Automakers can use TIER IV’s machine learning operations (MLOps) platform to iterate AI models. The platform manages data-quality validation, anonymisation and tagging, while generating synthetic and real-world datasets for system evaluation.

TIER IV has commenced 60-minute test runs in three global hubs to validate the technology under distinct traffic conditions:

• Tokyo: Collaborating with the University of Tokyo using a Toyota JPN TAXI to evaluate urban hub-to-hub travel.
• Pittsburgh: Partnering with Carnegie Mellon University using a Hyundai IONIQ 5 for robotaxi tests between Pittsburgh International Airport and the university.
• Munich: Working with the Technical University of Munich using a Volkswagen T7 Multivan for safety evaluations in European urban scenarios.

While safety drivers remain on board to comply with local regulations, no manual intervention is expected during normal operation.

Shinpei Kato, Founder and CEO, TIER IV, said, “To achieve Level 4+ autonomy, we need technology that evolves autonomously alongside the environments it serves. Our new data-centric AI models and collaborative MLOps platform provide a common language and a shared foundation for the entire industry. By working with research institutions, industry leaders and the development community to advance autonomous driving technology through Autoware, we are creating an open, transparent environment that fosters continuous, collective innovation for the benefit of society.”

Yang Zhang, Chairman, Autoware Foundation’s Board of Directors, said, “Autoware serves as the global foundation where researchers, corporations and developers collaborate to advance autonomous driving software.

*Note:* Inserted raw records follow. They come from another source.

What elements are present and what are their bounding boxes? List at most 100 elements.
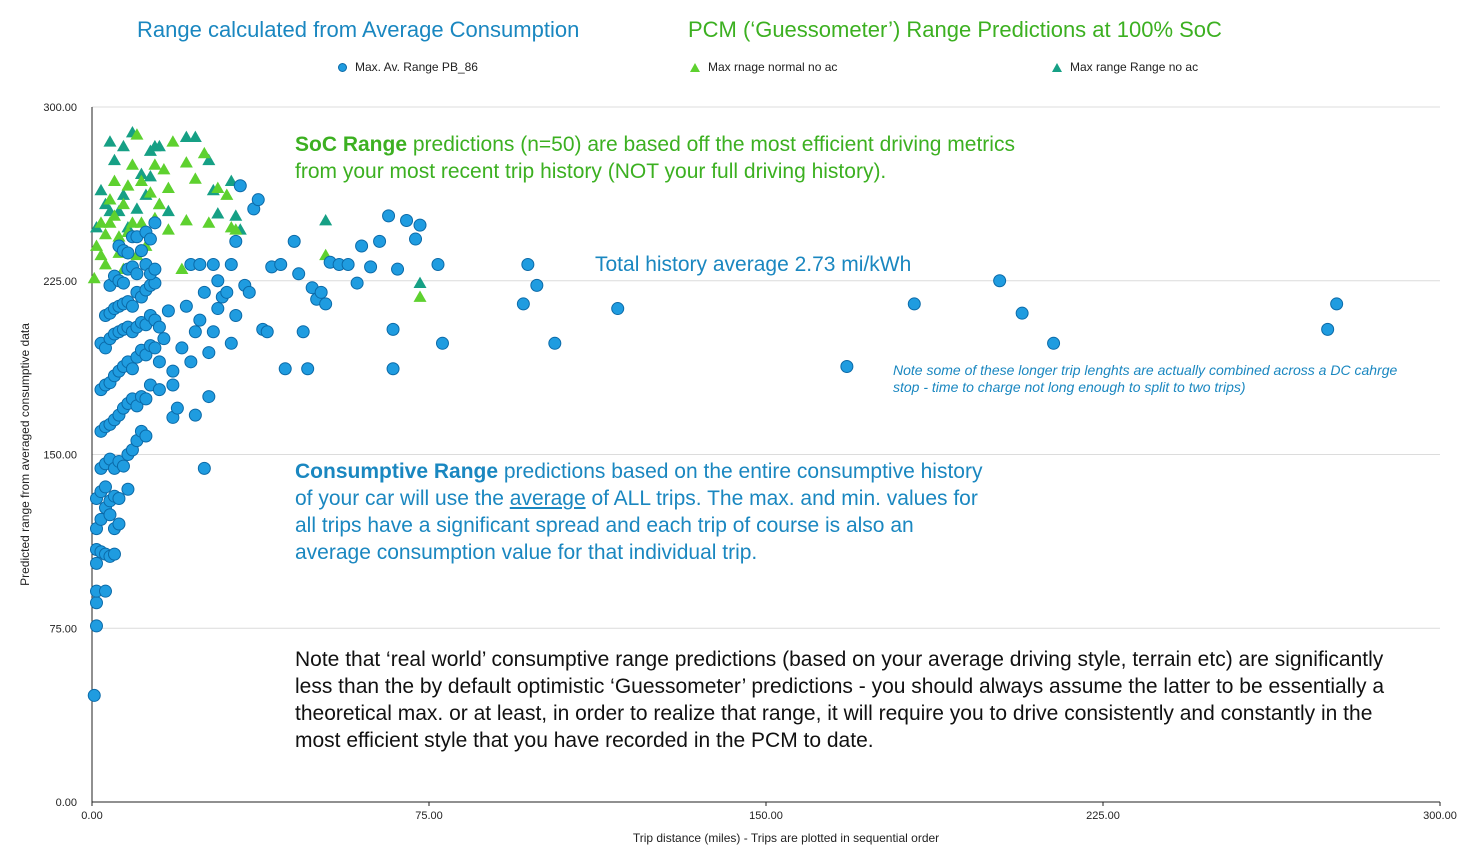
- triangle-data-point: [143, 186, 157, 198]
- circle-data-point: [148, 262, 162, 276]
- circle-data-point: [1321, 322, 1335, 336]
- circle-data-point: [301, 362, 315, 376]
- legend-circle-marker-icon: [338, 62, 347, 72]
- circle-data-point: [125, 362, 139, 376]
- triangle-data-point: [319, 214, 333, 226]
- circle-data-point: [287, 234, 301, 248]
- circle-data-point: [139, 429, 153, 443]
- triangle-data-point: [130, 202, 144, 214]
- long-trip-note: Note some of these longer trip lenghts a…: [893, 362, 1398, 395]
- circle-data-point: [121, 482, 135, 496]
- circle-data-point: [89, 619, 103, 633]
- circle-data-point: [274, 258, 288, 272]
- circle-data-point: [116, 459, 130, 473]
- circle-data-point: [413, 218, 427, 232]
- triangle-data-point: [87, 271, 101, 284]
- soc-range-text: predictions (n=50) are based off the mos…: [295, 133, 1015, 183]
- circle-data-point: [530, 278, 544, 292]
- triangle-data-point: [107, 153, 121, 166]
- triangle-data-point: [134, 216, 148, 228]
- circle-data-point: [148, 216, 162, 230]
- circle-data-point: [211, 274, 225, 288]
- circle-data-point: [139, 392, 153, 406]
- circle-data-point: [170, 401, 184, 415]
- circle-data-point: [386, 322, 400, 336]
- circle-data-point: [152, 383, 166, 397]
- total-average-annotation: Total history average 2.73 mi/kWh: [595, 253, 912, 276]
- circle-data-point: [89, 556, 103, 570]
- triangle-data-point: [152, 139, 166, 152]
- triangle-data-point: [98, 258, 112, 270]
- circle-data-point: [278, 362, 292, 376]
- circle-data-point: [193, 258, 207, 272]
- circle-data-point: [1047, 336, 1061, 350]
- circle-data-point: [112, 517, 126, 531]
- circle-data-point: [202, 346, 216, 360]
- circle-data-point: [148, 341, 162, 355]
- circle-data-point: [98, 480, 112, 494]
- circle-data-point: [202, 390, 216, 404]
- circle-data-point: [121, 246, 135, 260]
- circle-data-point: [548, 336, 562, 350]
- circle-data-point: [229, 234, 243, 248]
- circle-data-point: [341, 258, 355, 272]
- legend-entry-range-no-ac: Max range Range no ac: [1052, 60, 1198, 74]
- circle-data-point: [435, 336, 449, 350]
- triangle-data-point: [161, 223, 175, 235]
- x-tick-label: 150.00: [749, 810, 783, 822]
- circle-data-point: [206, 325, 220, 339]
- triangle-data-point: [152, 197, 166, 210]
- circle-data-point: [907, 297, 921, 311]
- chart-legend: Max. Av. Range PB_86 Max rnage normal no…: [0, 60, 1473, 78]
- x-tick-label: 300.00: [1423, 810, 1457, 822]
- triangle-data-point: [413, 276, 427, 288]
- consumptive-text-part2: of ALL trips. The max. and min. values f…: [295, 487, 978, 564]
- triangle-data-point: [98, 227, 112, 240]
- circle-data-point: [229, 309, 243, 322]
- circle-data-point: [431, 258, 445, 272]
- triangle-data-point: [220, 188, 234, 200]
- circle-data-point: [611, 302, 625, 316]
- legend-label: Max. Av. Range PB_86: [355, 60, 478, 74]
- triangle-data-point: [413, 290, 427, 302]
- consumptive-text-part1: predictions based on the entire consumpt…: [295, 460, 983, 510]
- circle-data-point: [188, 325, 202, 339]
- circle-data-point: [134, 244, 148, 258]
- triangle-data-point: [89, 239, 103, 251]
- chart-title-left: Range calculated from Average Consumptio…: [137, 17, 580, 42]
- circle-data-point: [107, 547, 121, 561]
- triangle-data-point: [94, 248, 108, 261]
- circle-data-point: [382, 209, 396, 223]
- triangle-data-point: [134, 174, 148, 187]
- triangle-data-point: [103, 193, 117, 205]
- circle-data-point: [319, 297, 333, 311]
- circle-data-point: [103, 508, 117, 522]
- triangle-data-point: [211, 207, 225, 219]
- x-tick-label: 75.00: [415, 810, 443, 822]
- circle-data-point: [87, 688, 101, 702]
- triangle-data-point: [143, 170, 157, 182]
- y-tick-label: 75.00: [49, 623, 77, 635]
- circle-data-point: [211, 302, 225, 316]
- x-axis-title: Trip distance (miles) - Trips are plotte…: [633, 831, 939, 845]
- x-tick-label: 225.00: [1086, 810, 1120, 822]
- circle-data-point: [143, 232, 157, 246]
- circle-data-point: [179, 299, 193, 313]
- triangle-data-point: [125, 216, 139, 228]
- circle-data-point: [251, 193, 265, 207]
- circle-data-point: [242, 285, 256, 299]
- circle-data-point: [260, 325, 274, 339]
- triangle-data-point: [157, 163, 171, 175]
- triangle-data-point: [125, 158, 139, 170]
- circle-data-point: [1015, 306, 1029, 320]
- consumptive-underlined-word: average: [509, 487, 586, 510]
- triangle-data-point: [103, 216, 117, 228]
- triangle-data-point: [175, 262, 189, 275]
- chart-title-right: PCM (‘Guessometer’) Range Predictions at…: [688, 17, 1222, 42]
- circle-data-point: [116, 276, 130, 290]
- triangle-data-point: [202, 153, 216, 166]
- circle-data-point: [373, 234, 387, 248]
- triangle-data-point: [188, 172, 202, 184]
- triangle-data-point: [161, 204, 175, 217]
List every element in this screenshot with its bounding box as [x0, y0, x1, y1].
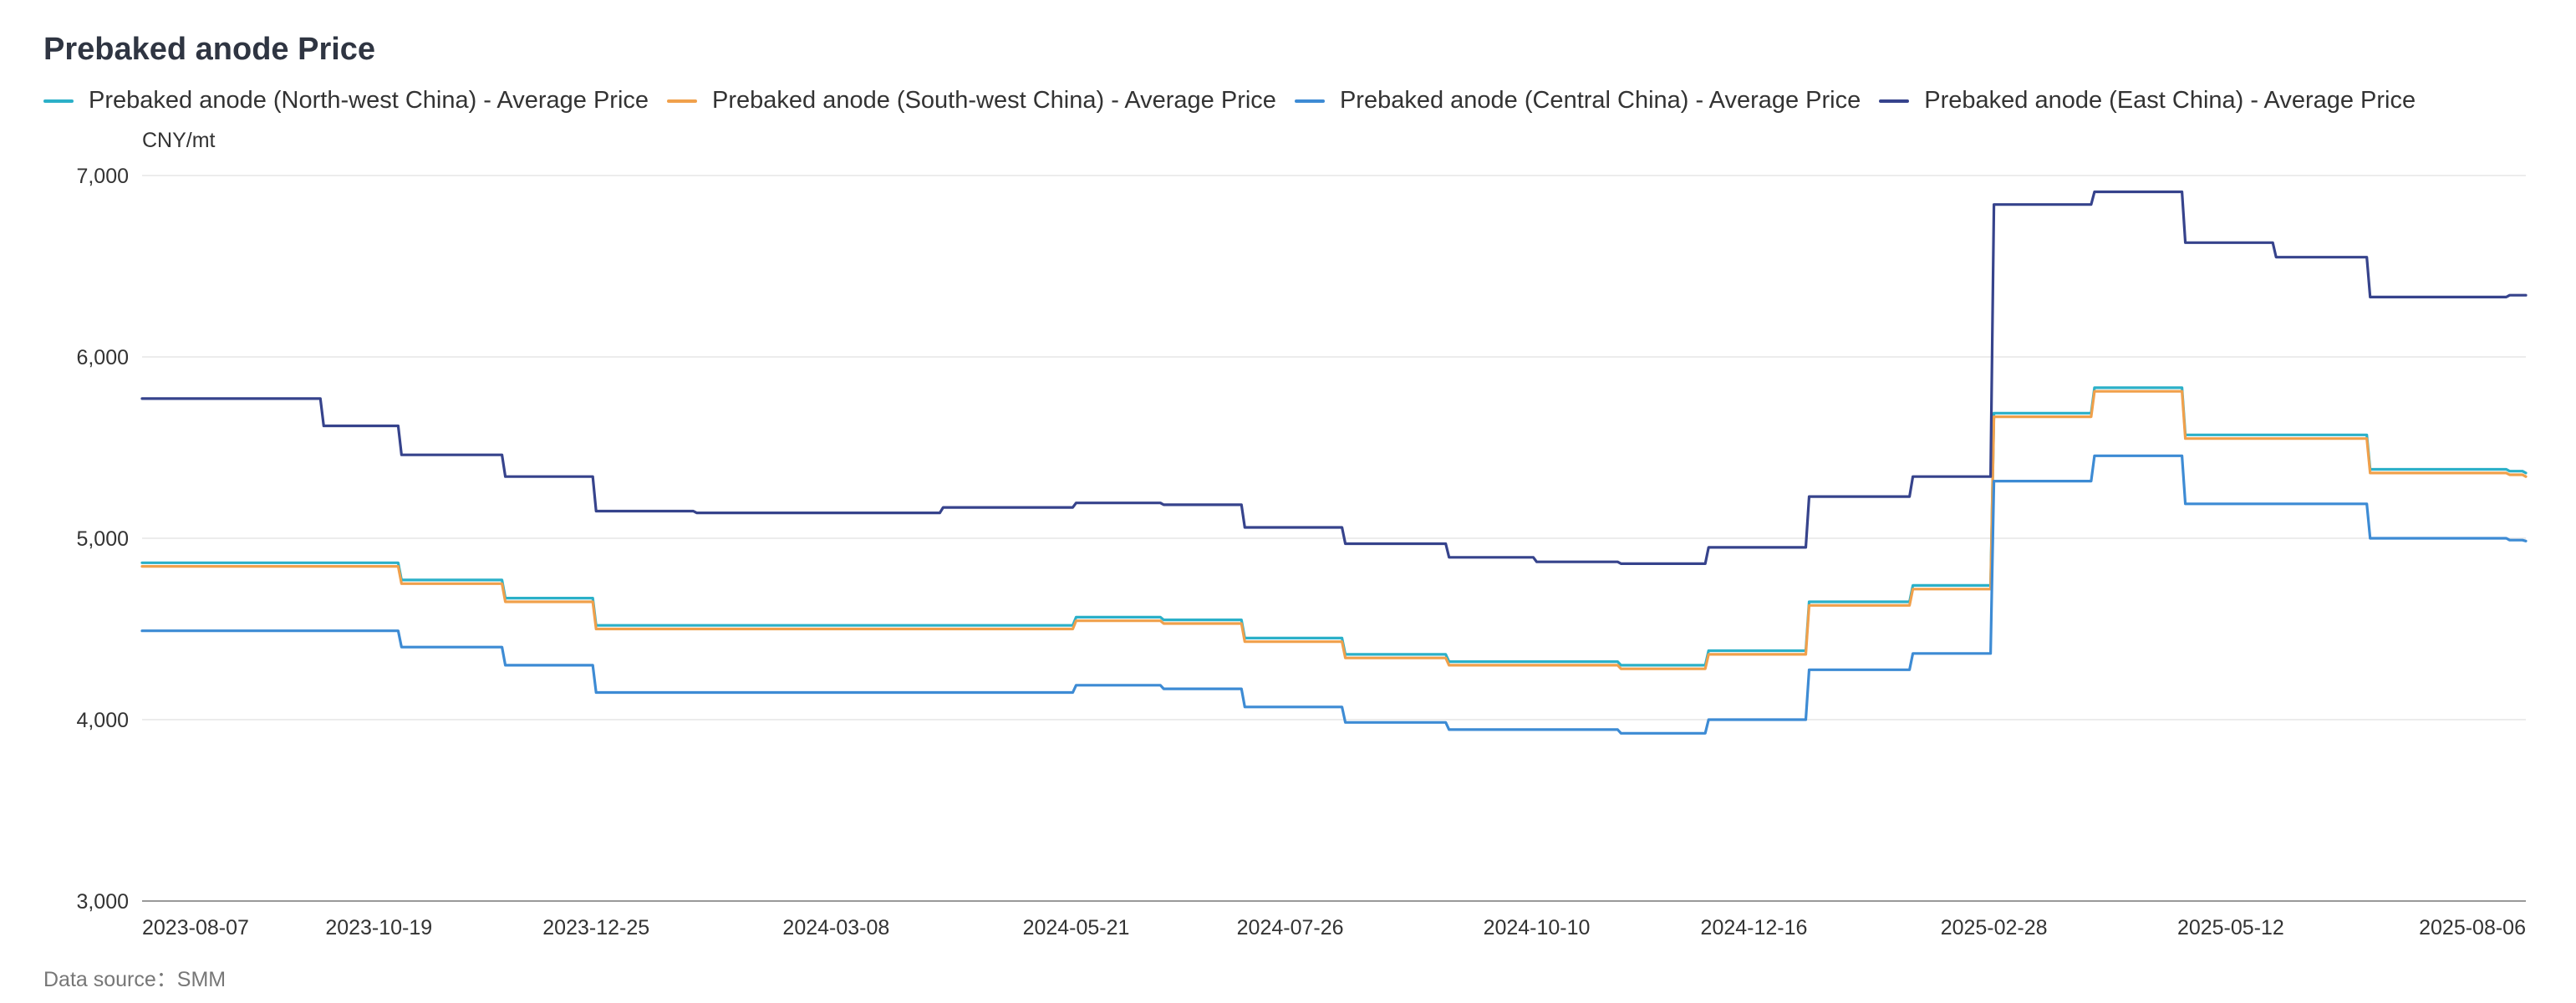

Our collaboration with TIER IV strengthens the international framework for validating and refining E2E autonomous driving through real-world deployment. By testing across three continents, we are driving standards-based innovation and expanding an open ecosystem that lowers the barrier for a diverse range of partners to join and contribute.”

Yutaka Matsuo, Professor at the University of Tokyo, added, “The release of these software stacks and MLOps platform is a vital step toward deploying advanced AI models in industrial applications. By accumulating data from Japan’s distinctive traffic environments through our Tokyo testing and contributing those insights back to Autoware, we aim to further bridge the gap between academic research and real-world deployment.”